Sysadmin 101 tells us that to improve security and reliability of a server you need to restrict the folks with root access. There are too many cooks on this machine.
We can do one of two things:
1. Let the community handle sysadmining of the machine and all we do is make sure a power-plug and Ethernet is plugged into the machine, or
2. Let us handle the sysadmining of the box along with the other 20 or so we have just like it.
I'd rather us handle the sysadmin of the box. You folks need to be working on OpenACS, not hacking on Linux.
Of course, we'll still allow sudo access to a restricted and community-approved list of folks -- we'll handle the basic sysadmin parts of the box and let you folks manage the applications.
Now, we need to get this box under control. It's been hacked on by so many folks over so long that it's a mess. It is also severely lacking in disk space.
(BTW, since the reboot last night and the new daemontools install the load on the machine as gone down remarkably. It used to have a consistent load of over 3, now it's below 0.5.)

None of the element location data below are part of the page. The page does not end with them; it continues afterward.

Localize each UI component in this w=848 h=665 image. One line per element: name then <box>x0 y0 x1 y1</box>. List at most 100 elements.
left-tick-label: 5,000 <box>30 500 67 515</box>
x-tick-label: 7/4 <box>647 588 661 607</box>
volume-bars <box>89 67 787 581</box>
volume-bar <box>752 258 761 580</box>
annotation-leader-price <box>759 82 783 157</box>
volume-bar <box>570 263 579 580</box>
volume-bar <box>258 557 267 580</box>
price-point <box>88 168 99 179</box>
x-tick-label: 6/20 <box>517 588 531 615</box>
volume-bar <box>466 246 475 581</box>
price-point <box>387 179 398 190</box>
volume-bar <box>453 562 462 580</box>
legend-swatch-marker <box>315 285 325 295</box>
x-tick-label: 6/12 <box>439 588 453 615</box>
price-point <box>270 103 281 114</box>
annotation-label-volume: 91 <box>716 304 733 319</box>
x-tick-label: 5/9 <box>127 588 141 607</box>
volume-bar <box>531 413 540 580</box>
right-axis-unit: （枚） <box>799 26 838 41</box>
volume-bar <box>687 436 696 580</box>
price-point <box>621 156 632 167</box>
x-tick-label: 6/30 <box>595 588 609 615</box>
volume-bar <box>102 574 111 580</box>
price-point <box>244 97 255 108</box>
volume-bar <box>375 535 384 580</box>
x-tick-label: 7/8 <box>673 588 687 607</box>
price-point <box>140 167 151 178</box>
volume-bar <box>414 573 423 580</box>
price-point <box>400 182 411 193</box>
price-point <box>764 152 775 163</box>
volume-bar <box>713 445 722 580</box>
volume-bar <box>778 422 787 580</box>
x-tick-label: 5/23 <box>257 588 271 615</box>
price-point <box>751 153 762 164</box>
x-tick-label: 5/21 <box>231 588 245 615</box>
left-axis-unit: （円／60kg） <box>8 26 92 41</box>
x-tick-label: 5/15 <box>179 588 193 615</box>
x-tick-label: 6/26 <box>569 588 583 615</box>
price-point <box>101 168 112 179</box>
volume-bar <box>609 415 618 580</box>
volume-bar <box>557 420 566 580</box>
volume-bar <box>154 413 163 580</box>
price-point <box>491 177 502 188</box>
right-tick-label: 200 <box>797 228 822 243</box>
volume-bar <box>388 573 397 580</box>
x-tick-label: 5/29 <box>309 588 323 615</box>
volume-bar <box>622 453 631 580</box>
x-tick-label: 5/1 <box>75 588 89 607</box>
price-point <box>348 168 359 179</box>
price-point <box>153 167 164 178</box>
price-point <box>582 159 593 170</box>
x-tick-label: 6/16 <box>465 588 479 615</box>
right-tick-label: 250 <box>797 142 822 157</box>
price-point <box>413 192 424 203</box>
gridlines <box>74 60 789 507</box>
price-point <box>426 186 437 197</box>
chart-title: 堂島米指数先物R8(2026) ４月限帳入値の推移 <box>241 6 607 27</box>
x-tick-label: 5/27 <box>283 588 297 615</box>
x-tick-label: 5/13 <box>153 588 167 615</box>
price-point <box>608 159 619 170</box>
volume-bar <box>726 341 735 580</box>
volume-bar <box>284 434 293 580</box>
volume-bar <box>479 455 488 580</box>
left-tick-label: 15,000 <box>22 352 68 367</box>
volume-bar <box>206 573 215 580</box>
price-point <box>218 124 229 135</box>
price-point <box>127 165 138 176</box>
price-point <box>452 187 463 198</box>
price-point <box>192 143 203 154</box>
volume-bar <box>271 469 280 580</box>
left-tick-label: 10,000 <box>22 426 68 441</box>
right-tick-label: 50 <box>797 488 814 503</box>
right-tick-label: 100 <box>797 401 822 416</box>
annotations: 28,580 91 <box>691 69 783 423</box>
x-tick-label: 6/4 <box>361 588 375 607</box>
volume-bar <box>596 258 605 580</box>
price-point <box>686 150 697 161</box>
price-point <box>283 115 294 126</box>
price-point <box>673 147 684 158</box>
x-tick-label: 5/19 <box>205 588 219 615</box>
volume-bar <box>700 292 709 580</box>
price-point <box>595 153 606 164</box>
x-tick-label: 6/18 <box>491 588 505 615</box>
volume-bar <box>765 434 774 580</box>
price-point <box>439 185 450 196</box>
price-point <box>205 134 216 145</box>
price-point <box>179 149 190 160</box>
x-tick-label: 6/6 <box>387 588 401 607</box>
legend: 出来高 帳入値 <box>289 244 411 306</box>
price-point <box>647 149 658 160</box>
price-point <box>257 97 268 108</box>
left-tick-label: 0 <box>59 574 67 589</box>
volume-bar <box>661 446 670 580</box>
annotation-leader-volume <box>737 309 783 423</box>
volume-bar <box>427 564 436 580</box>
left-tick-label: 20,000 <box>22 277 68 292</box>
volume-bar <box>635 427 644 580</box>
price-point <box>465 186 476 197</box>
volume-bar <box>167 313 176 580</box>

I purpose this: sometime during the next few weeks we bring the services on the machine down. I'll then do a filesystem snapshot and put the contents of the entire filesystem on a NAS device. I'll then update the machine to Red Hat 9 (or whatever the community wants -- I just insist a Red Hat version so it'll play nicely with the Red Hat Network) and put in a new set of disks to bring it's capacity up to 50-GB. I'll setup qmail, daemontools and the other services the machine requires and mount the NAS partition with the old filesystem. Then someone else will need to install and configure Postgres, AOLserver and the sites.
Unfortunately, this is a lot of work. But I think it'll make things easier in the long run.
BTW, netsaint is no longer being started because it was sending it's data off to techsquare, who Ben was using to admin the box. We don't use netsaint (which isn't supported anymore -- it's now Nagios) and I haven't got it running under our monitoring yet.